Thomas Jefferson to Abigail Adams
Paris Dec. 27. 1785
I am this day honoured with your favor of the 20th. and an opportunity offering to acknolege it immediately, I do not fail to embrace it. I thank you for the intelligence it contains. You refered me to Mr. Adams for news; but he gives me none;1 so that I hope you will be so good as to keep that office in your own hands. I get little from any other quarter since the derangement of the French packets.
I condole with you sincerely on the dismemberment of the gods and goddesses, and take some blame to myself for not having detained them for Colo. Smith who would have carried them safely. Can I be instrumental in repairing the loss? I will promise not to trust to a workman another time.
Mr. Short is on the recovery. I will take care to communicate to him your prescription, as soon as he returns from St. Germain’s. All your friends here are well. The Abbés always desire me to remind you of them.—What shall I do for news to tell you?—I scratch my head in vain.—Oh! true.—The new opera of Penelope by Marmontel and Piccini succeeds. Mademoiselle Renaud, of 16. years of age sings, as no body ever sung before. She is far beyond Madme. Mara in her own line of difficult execution. Her sister of 12 years of age will sing as well as she does. Having now emptied my budget I have the honour of presenting my respects to Miss Adams and of assuring you of the sincere esteem with which I have the honour to be Dear Madam your most obedient & most humble servt.
RC (Adams Papers); endorsed: “Mr Jefferson Decbr 27. 1788.” The editors know of no reason for AA’s endorsement error.

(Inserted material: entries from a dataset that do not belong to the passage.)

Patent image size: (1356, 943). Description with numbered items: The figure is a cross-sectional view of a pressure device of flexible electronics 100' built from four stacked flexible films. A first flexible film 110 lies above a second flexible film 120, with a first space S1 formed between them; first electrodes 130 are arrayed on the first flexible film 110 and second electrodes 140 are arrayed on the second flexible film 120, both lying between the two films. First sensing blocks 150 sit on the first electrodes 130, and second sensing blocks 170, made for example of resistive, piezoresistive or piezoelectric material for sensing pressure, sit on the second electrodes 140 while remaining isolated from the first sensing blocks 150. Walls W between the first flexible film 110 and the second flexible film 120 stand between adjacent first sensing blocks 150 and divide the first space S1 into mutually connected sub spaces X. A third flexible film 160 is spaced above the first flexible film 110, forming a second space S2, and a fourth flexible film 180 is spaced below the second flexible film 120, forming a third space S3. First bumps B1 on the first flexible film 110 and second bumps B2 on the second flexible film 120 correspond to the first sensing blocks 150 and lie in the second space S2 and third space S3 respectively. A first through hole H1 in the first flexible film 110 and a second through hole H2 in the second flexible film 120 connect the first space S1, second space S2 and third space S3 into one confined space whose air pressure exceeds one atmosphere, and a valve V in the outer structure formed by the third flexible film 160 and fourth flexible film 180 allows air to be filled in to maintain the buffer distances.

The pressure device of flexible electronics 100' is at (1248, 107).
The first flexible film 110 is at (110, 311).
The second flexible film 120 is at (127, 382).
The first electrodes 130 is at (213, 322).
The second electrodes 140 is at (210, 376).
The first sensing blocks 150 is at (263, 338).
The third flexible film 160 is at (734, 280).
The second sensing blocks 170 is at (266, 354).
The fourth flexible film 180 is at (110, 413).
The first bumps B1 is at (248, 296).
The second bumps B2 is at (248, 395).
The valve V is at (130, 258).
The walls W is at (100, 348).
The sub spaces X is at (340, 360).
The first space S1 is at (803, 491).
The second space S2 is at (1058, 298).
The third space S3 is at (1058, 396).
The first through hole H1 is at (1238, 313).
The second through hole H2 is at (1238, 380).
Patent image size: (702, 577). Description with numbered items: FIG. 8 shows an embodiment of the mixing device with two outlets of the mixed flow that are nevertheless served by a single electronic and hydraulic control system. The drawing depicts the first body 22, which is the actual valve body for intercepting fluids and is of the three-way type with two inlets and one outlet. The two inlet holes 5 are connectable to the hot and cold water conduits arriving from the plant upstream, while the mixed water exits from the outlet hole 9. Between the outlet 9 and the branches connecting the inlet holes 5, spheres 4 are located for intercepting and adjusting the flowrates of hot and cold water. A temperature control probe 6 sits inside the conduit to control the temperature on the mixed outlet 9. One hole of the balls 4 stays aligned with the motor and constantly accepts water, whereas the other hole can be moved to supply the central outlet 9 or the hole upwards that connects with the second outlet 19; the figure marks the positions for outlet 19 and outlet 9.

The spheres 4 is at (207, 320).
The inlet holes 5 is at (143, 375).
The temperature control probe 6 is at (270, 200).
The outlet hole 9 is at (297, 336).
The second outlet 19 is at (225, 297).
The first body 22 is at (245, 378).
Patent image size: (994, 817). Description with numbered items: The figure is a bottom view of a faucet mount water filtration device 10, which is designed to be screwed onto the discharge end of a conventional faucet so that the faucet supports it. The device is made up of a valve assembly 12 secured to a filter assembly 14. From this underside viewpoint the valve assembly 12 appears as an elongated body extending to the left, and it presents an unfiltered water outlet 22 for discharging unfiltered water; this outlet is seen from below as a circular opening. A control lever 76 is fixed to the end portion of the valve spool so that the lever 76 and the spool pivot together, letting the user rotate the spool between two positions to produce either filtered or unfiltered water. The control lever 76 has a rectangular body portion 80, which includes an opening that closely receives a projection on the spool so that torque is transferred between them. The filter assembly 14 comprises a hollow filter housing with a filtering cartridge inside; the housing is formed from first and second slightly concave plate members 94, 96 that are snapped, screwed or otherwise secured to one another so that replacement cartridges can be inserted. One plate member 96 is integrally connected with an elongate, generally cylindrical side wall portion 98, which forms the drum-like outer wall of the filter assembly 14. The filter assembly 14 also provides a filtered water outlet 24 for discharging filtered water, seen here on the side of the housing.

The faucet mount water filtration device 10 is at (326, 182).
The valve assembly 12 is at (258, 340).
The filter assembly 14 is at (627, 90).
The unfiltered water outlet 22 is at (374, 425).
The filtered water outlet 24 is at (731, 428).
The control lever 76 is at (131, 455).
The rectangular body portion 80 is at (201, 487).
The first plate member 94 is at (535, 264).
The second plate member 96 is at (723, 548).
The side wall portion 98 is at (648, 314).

1. JA had been faithfully writing to Jefferson since May, and his letters slightly outnumbered Jefferson’s replies. But in his two most recent letters to Jefferson (13 and 20 Dec., Jefferson, Papers description begins The Papers of Thomas Jefferson, ed. Julian P. Boyd, Charles T. Cullen (from vol. 21), John Catanzariti (from vol. 24), and others, Princeton, 1950-. description ends , 9:97–98, 116–117), JA had said nothing about his recent visits to Court, his consultations with the British ministry, the latest developments in the Stanhope affair, or the arrival of the New York packet (without dispatches), all subjects touched on by AA in her letter to Jefferson of 20 Dec., above, immediately before she said, “as Mr. A[dams] writes you I will leave Politicks with which I really have no business.”